How bad is it? In the Tucson Sector alone in January 2005, the Border Patrol arrested 35,704 people, seized 34,864 pounds of marijuana, and impounded 557 smuggling vehicles. In one month. High-speed chases and accidents on our back-roads are now common. Residents know to stay off certain roads at night because the smugglers--of people and drugs--own them, and if you're not careful they'll come around a bend at 100 mph and run you into a ditch or worse.

In some hilltop spots near Douglas, you can unfold a lawn chair, crack open a Schlitz and watch the invasion happen. As dusk falls, they come, hundreds of headlights from Mexican cabs streaming north, each filled to the windows with soon-to-be illegals. Are they good folks? Are they carrying biological agents? We have no idea. They could be the worst terrorists and thugs. If that sounds alarmist, consider that some ranchers have found Muslim prayer rugs and Arabic dictionaries on their property. And the feds confirm that the ultraviolent Mara Salvatrucha street gang is using Arizona as a gateway into this country.

No, Jesse won't end up on the right side of the porous borders/immigration reform issue -- not in any way that will come to some good in this country. No, he'd rather work on building a political coalition between American blacks and illegal aliens from Mexico -- infusing his so-called Rainbow Coalition with millions of undocumented Mexicans. And if I know Jesse, he's also eyeballing the billions of dollars sent back to Mexico annually in remittances and wondering how he can somehow tap into that cash stream and wet his beak.

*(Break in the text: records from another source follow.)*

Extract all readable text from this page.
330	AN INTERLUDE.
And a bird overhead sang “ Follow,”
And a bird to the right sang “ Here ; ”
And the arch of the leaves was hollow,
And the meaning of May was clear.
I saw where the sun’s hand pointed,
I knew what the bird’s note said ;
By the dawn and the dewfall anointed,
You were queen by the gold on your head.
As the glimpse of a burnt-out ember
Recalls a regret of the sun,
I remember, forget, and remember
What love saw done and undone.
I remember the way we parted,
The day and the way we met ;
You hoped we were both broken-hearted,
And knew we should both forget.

Don't you just love his allusion to possible violence and his self-aggrandizing, self-described role as peacemaker? If he was truly concerned about violence he'd recognize for starters what the MS-13 street gang's impact is in this country and just how it has funneled its way into more than 30 cities in America. But then Jesse has always looked at criminal gangs in a more utilitarian light, using them for leverage, rather than identifying them as an appropriate target of law enforcement.

I hope the real-deal Black leadership in this country decries Jesse's grandstanding for what it is and, just as our president should, comes to its senses about the implications of a virtual open borders' policy in this country -- what it means, first and foremost, from a Homeland Security perspective, as well as from the way in which it rents the nation's social fabric and depletes its treasure.